I make the short afternoon drive to get my 8 year old in the pick up line at school and she jumps in the back seat with a big smile on her face and eyes alight. This is our time together, just her and I. I ask her how her day was and what she learned about in class. She rattles off excited tales of trading snacks at lunch time, making up a new "bug rescuing club" during recess, and tells about how she loves working with fractions in math. She tells me she got picked to be the helper for a new girl in her class. She says she was so happy to make a new friend today. She has a beautiful mind. Her heart is full and open and always reaching out to others. She is getting so close to a pre-teen age now and I cry out to the Lord to preserve and protect her purity and innocence. I want to keep her in a bubble but I know that is not the way. So I pray even harder that the word of the Lord is etched upon her sweet heart and that wisdom guides her choices, that she feels safe in coming to me and her dad to talk about things, that we would listen and guide her in love through the years ahead. Today, I want to let her ride her bike, build forts in the living room with her sister, climb trees, and snuggle up next to me when we read together. Today I want to relish in the perfection of the ordinary stuff. I want to share evening prayers with her and her sister and extra hugs and night time kisses. I want to brush her hair and still be able to compliment her by saying that her outfit looks "cute". 

I love how our girls think it is so special to get to sleep on a palette of blankets on the floor in their bedroom on a school night.

I love how they dress up and have tea parties, or pirate ship adventures, or go on a mission as super sleuth spies trying to find clues and unravel a mystery.

I love how they sit enraptured as they listen to me read them a chapter book in the evenings.

It is the ordinary stuff that is so truly extra ordinary. 

Our children are the greatest extraordinary gift that God has entrusted to us.
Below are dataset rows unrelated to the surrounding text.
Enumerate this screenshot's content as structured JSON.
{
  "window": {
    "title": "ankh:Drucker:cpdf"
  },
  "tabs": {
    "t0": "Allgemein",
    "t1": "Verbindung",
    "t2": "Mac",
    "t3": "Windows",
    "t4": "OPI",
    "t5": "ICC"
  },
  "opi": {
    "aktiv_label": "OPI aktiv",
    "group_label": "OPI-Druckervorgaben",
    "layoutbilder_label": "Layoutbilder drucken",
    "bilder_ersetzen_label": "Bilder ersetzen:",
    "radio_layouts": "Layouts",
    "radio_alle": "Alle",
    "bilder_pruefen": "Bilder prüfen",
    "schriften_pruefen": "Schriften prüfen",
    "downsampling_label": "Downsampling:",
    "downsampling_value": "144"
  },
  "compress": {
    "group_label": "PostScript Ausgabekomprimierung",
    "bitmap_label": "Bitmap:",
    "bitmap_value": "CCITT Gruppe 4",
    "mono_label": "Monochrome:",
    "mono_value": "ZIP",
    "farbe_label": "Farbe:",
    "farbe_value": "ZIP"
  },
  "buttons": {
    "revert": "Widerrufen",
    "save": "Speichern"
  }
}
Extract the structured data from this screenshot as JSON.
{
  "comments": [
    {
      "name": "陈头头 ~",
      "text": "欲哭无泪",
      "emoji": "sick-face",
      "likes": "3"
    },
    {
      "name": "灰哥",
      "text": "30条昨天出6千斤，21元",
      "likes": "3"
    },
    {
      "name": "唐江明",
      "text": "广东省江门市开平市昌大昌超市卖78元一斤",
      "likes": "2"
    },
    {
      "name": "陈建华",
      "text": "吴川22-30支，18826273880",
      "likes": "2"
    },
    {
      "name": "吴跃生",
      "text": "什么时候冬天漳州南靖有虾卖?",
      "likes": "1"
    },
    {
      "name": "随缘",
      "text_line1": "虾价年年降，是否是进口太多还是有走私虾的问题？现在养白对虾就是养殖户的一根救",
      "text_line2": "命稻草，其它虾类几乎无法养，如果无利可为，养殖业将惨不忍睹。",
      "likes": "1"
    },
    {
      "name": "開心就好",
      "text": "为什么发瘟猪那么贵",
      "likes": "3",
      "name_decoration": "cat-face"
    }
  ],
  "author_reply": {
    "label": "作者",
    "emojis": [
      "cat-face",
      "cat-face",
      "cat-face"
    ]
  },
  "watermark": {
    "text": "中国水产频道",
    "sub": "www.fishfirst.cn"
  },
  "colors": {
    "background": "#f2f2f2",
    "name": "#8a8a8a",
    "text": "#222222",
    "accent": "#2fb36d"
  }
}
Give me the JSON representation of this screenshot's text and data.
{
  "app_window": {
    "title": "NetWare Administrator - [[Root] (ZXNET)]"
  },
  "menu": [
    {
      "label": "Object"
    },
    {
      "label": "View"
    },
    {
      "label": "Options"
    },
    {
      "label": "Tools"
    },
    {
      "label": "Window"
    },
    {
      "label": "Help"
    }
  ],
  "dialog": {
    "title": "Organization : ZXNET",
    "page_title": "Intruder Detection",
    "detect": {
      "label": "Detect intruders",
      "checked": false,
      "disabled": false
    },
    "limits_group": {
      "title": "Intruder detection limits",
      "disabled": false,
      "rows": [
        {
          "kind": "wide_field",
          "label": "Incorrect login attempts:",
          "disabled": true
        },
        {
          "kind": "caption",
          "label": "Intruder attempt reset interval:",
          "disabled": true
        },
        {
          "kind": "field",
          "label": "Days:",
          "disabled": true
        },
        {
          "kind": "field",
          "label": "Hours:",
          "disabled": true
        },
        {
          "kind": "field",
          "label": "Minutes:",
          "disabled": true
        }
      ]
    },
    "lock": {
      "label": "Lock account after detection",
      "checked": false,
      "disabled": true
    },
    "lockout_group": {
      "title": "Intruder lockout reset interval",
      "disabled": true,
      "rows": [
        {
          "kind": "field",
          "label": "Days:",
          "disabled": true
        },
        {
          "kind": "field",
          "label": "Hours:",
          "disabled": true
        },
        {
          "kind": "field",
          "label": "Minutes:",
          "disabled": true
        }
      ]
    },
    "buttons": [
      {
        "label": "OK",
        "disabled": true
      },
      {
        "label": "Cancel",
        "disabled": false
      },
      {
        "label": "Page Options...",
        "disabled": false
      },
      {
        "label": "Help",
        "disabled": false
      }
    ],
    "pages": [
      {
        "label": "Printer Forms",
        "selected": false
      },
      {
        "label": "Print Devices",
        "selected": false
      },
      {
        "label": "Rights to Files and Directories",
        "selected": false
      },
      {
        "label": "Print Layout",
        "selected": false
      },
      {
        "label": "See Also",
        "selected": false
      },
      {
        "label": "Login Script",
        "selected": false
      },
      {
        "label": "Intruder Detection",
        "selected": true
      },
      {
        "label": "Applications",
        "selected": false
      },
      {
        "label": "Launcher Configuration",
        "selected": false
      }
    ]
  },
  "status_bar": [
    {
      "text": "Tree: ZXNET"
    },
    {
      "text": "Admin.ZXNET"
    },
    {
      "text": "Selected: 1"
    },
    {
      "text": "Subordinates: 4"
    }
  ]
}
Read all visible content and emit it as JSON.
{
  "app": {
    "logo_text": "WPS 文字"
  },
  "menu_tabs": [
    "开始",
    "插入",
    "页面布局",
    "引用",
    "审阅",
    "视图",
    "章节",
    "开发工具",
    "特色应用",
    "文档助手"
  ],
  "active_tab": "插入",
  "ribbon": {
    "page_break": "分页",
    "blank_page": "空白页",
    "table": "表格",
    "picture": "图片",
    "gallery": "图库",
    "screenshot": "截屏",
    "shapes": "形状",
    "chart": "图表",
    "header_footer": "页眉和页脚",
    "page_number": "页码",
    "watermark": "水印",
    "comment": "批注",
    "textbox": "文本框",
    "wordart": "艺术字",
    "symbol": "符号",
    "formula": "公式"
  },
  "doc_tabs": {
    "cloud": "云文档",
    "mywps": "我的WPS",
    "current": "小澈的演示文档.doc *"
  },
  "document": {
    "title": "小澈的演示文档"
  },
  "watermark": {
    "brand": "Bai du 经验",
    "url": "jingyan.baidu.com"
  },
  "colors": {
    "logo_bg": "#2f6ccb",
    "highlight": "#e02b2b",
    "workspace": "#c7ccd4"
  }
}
We have been given the blessing and responsibility of loving them, nourishing them, protecting them, teaching them, and lovingly leading them in the path of righteousness. I believe that no matter what else we do in our lives one of our highest callings and greatest joys is to share with our children the immeasurable peace and eternal hope that comes from having a relationship with Jesus Christ and submitting to him as Lord of our lives. I could wish nothing better for my girls than for them to follow Christ wholeheartedly in all they do and say.